Haptoglobin (Hp) is a plasma α2-glycoprotein that binds free haemoglobin and is thought to have a role in the
immune pathway of different pathologies depending on its phenotype.
A total of 497 Sudanese patients with viral infections and non-infectious diseases were typed for haptoglobin
phenotypes, in this study, using the polyacrylamide non-reducing gel electrophoresis separation method to
determine possible associations between haptoglobin phenotypes Hp1-1, Hp2-1 and Hp2-2. Viral infections
included human immunodeficiency virus (HIV) (n= 129) and hepatitis B (HBV) (n=171). The non-infectious
diseases were: liver cirrhosis (LC) (n=68) and chronic renal failure (CRF) (n= 129). Healthy controls (n= 65)

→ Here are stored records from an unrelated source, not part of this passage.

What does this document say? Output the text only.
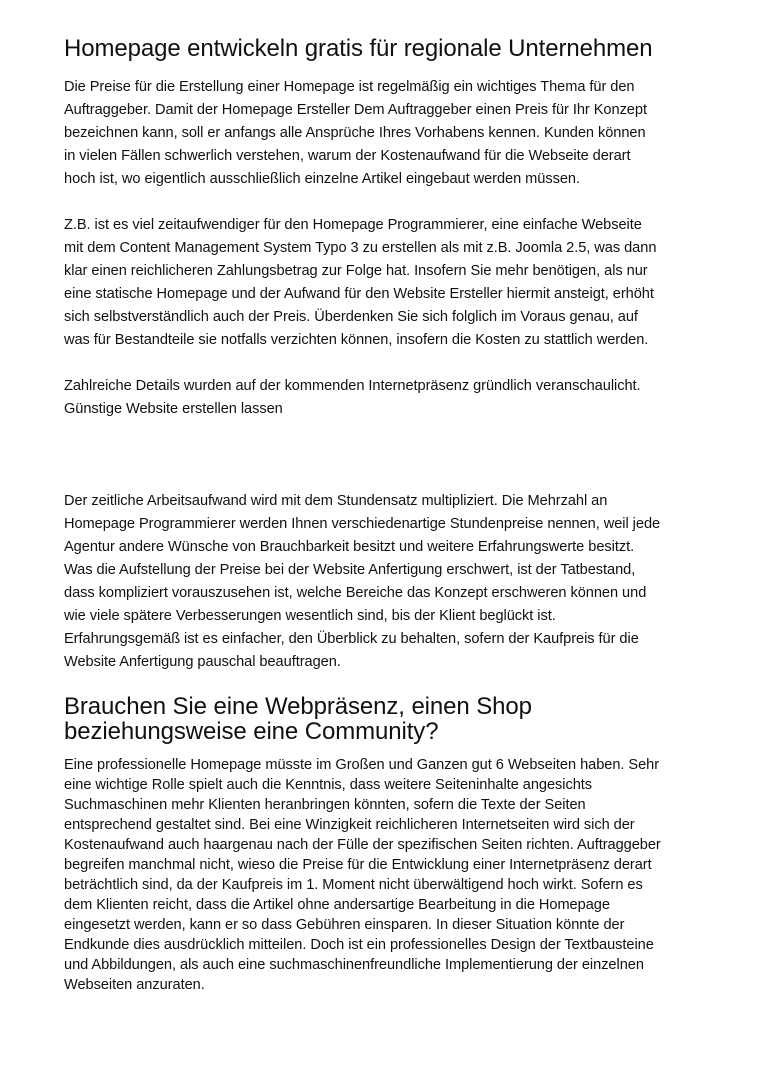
Homepage entwickeln gratis für regionale Unternehmen

Die Preise für die Erstellung einer Homepage ist regelmäßig ein wichtiges Thema für den
Auftraggeber. Damit der Homepage Ersteller Dem Auftraggeber einen Preis für Ihr Konzept
bezeichnen kann, soll er anfangs alle Ansprüche Ihres Vorhabens kennen. Kunden können
in vielen Fällen schwerlich verstehen, warum der Kostenaufwand für die Webseite derart
hoch ist, wo eigentlich ausschließlich einzelne Artikel eingebaut werden müssen.

Z.B. ist es viel zeitaufwendiger für den Homepage Programmierer, eine einfache Webseite
mit dem Content Management System Typo 3 zu erstellen als mit z.B. Joomla 2.5, was dann
klar einen reichlicheren Zahlungsbetrag zur Folge hat. Insofern Sie mehr benötigen, als nur
eine statische Homepage und der Aufwand für den Website Ersteller hiermit ansteigt, erhöht
sich selbstverständlich auch der Preis. Überdenken Sie sich folglich im Voraus genau, auf
was für Bestandteile sie notfalls verzichten können, insofern die Kosten zu stattlich werden.

Zahlreiche Details wurden auf der kommenden Internetpräsenz gründlich veranschaulicht.
Günstige Website erstellen lassen

Der zeitliche Arbeitsaufwand wird mit dem Stundensatz multipliziert. Die Mehrzahl an
Homepage Programmierer werden Ihnen verschiedenartige Stundenpreise nennen, weil jede
Agentur andere Wünsche von Brauchbarkeit besitzt und weitere Erfahrungswerte besitzt.
Was die Aufstellung der Preise bei der Website Anfertigung erschwert, ist der Tatbestand,
dass kompliziert vorauszusehen ist, welche Bereiche das Konzept erschweren können und
wie viele spätere Verbesserungen wesentlich sind, bis der Klient beglückt ist.
Erfahrungsgemäß ist es einfacher, den Überblick zu behalten, sofern der Kaufpreis für die
Website Anfertigung pauschal beauftragen.

Brauchen Sie eine Webpräsenz, einen Shop
beziehungsweise eine Community?

Eine professionelle Homepage müsste im Großen und Ganzen gut 6 Webseiten haben. Sehr
eine wichtige Rolle spielt auch die Kenntnis, dass weitere Seiteninhalte angesichts
Suchmaschinen mehr Klienten heranbringen könnten, sofern die Texte der Seiten
entsprechend gestaltet sind. Bei eine Winzigkeit reichlicheren Internetseiten wird sich der
Kostenaufwand auch haargenau nach der Fülle der spezifischen Seiten richten. Auftraggeber
begreifen manchmal nicht, wieso die Preise für die Entwicklung einer Internetpräsenz derart
beträchtlich sind, da der Kaufpreis im 1. Moment nicht überwältigend hoch wirkt. Sofern es
dem Klienten reicht, dass die Artikel ohne andersartige Bearbeitung in die Homepage
eingesetzt werden, kann er so dass Gebühren einsparen. In dieser Situation könnte der
Endkunde dies ausdrücklich mitteilen. Doch ist ein professionelles Design der Textbausteine
und Abbildungen, als auch eine suchmaschinenfreundliche Implementierung der einzelnen
Webseiten anzuraten.
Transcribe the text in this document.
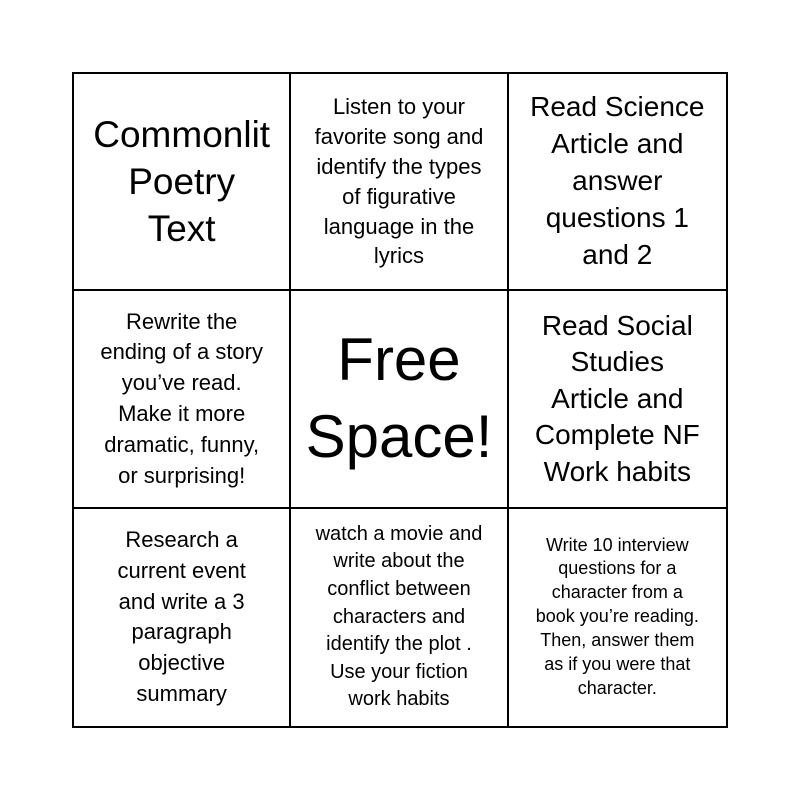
Commonlit
Poetry
Text
Listen to your
favorite song and
identify the types
of figurative
language in the
lyrics
Read Science
Article and
answer
questions 1
and 2
Rewrite the
ending of a story
you’ve read.
Make it more
dramatic, funny,
or surprising!
Free
Space!
Read Social
Studies
Article and
Complete NF
Work habits
Research a
current event
and write a 3
paragraph
objective
summary
watch a movie and
write about the
conflict between
characters and
identify the plot .
Use your fiction
work habits
Write 10 interview
questions for a
character from a
book you’re reading.
Then, answer them
as if you were that
character.
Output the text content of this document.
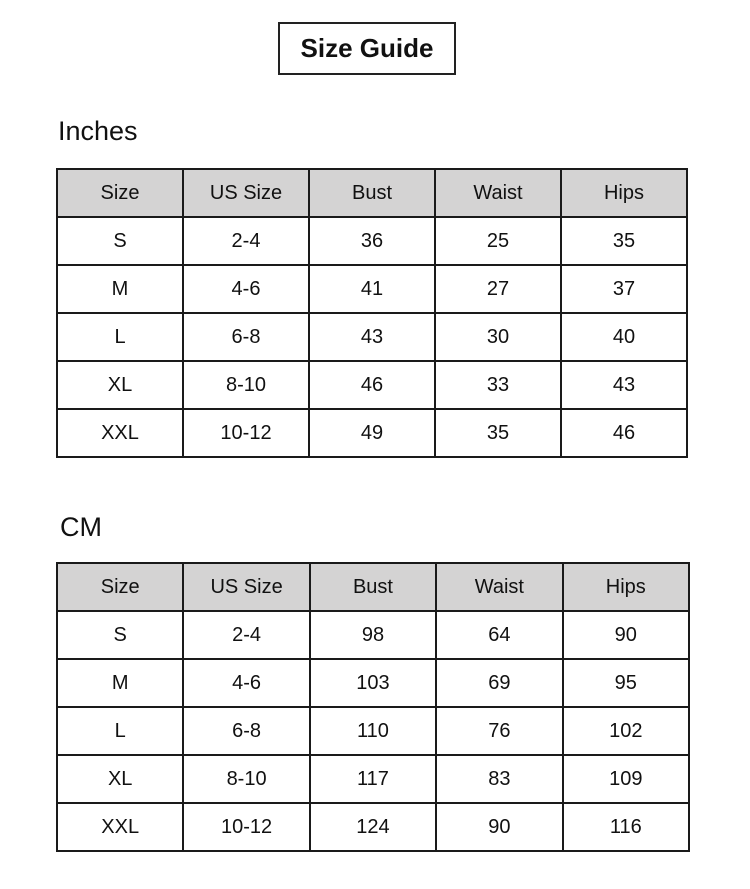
Size Guide
Inches
Size	US Size	Bust	Waist	Hips
S	2-4	36	25	35
M	4-6	41	27	37
L	6-8	43	30	40
XL	8-10	46	33	43
XXL	10-12	49	35	46
CM
Size	US Size	Bust	Waist	Hips
S	2-4	98	64	90
M	4-6	103	69	95
L	6-8	110	76	102
XL	8-10	117	83	109
XXL	10-12	124	90	116
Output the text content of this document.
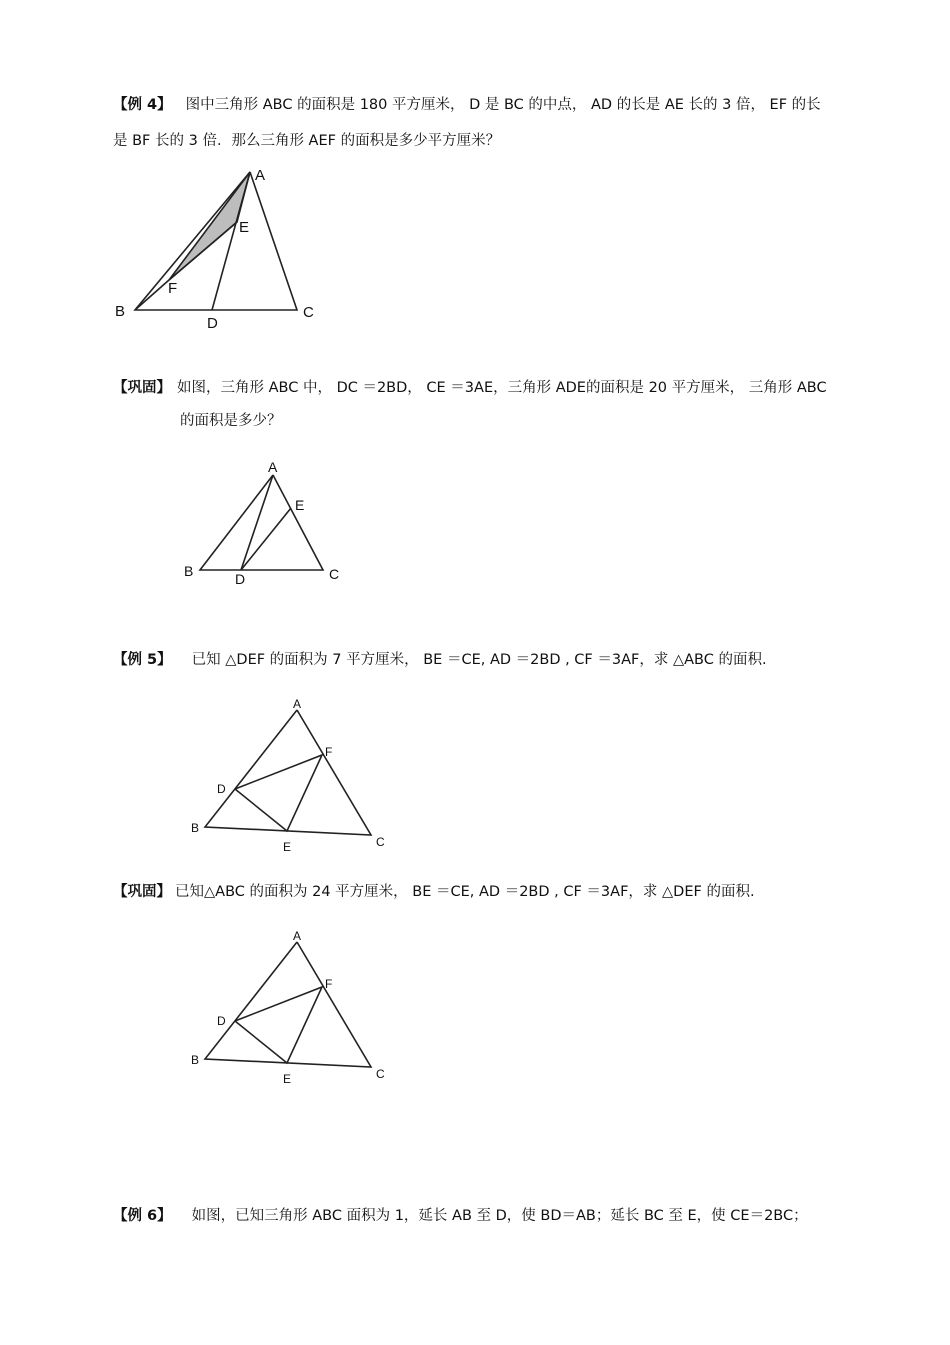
【例 4】 图中三角形 ABC 的面积是 180 平方厘米， D 是 BC 的中点， AD 的长是 AE 长的 3 倍， EF 的长
是 BF 长的 3 倍．那么三角形 AEF 的面积是多少平方厘米？
A
E
F
B
D
C
【巩固】 如图，三角形 ABC 中， DC ＝2BD， CE ＝3AE，三角形 ADE的面积是 20 平方厘米， 三角形 ABC
的面积是多少？
A
E
B	D	C
【例 5】 已知 △DEF 的面积为 7 平方厘米， BE ＝CE, AD ＝2BD , CF ＝3AF，求 △ABC 的面积.
A
F
D
B
E	C
【巩固】 已知△ABC 的面积为 24 平方厘米， BE ＝CE, AD ＝2BD , CF ＝3AF，求 △DEF 的面积.
A
F
D
B
E	C
【例 6】 如图，已知三角形 ABC 面积为 1，延长 AB 至 D，使 BD＝AB；延长 BC 至 E，使 CE＝2BC；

were also typed. Each disease sample was compared with the control. Expected percentages of each of the three
phenotypes in Sudan estimated using SPSS were between 51.38-51.49% for Hp1-1, 36.71-36.81% for Hp2-1
and 11.76-11.91% for Hp2-2. Hp1-1 was found the most significantly prevalent among patients with LC
(P≤0.05). Patients with HIV/AIDS and HBV showed the same distribution of haptoglobin phenotypes as the
healthy control (i.e. a majority of Hp2-1); whereas the highest percentage of patients with Hp2-2 were those
with CRF (≥23%) although not significantly different from the control. Using Hardy-Weinberg equilibrium
(HWE) as a null model, hp1
allele frequency was calculated to be 0.69 and hp2
allele frequency was 0.31 in
Sudan. The healthy control, LC and CRF sampled populations were significantly deviated from HWE (P=0.05).
In this study, we found that Hp1-1 has a significant association with LC. HIV/AIDS and HBV showed the same
distribution of phenotypes as control and the highest percentage of patients with Hp2-2 were those with CRF.
hp1
and hp2
allele frequencies were 0.69 and 0.31 in Sudan.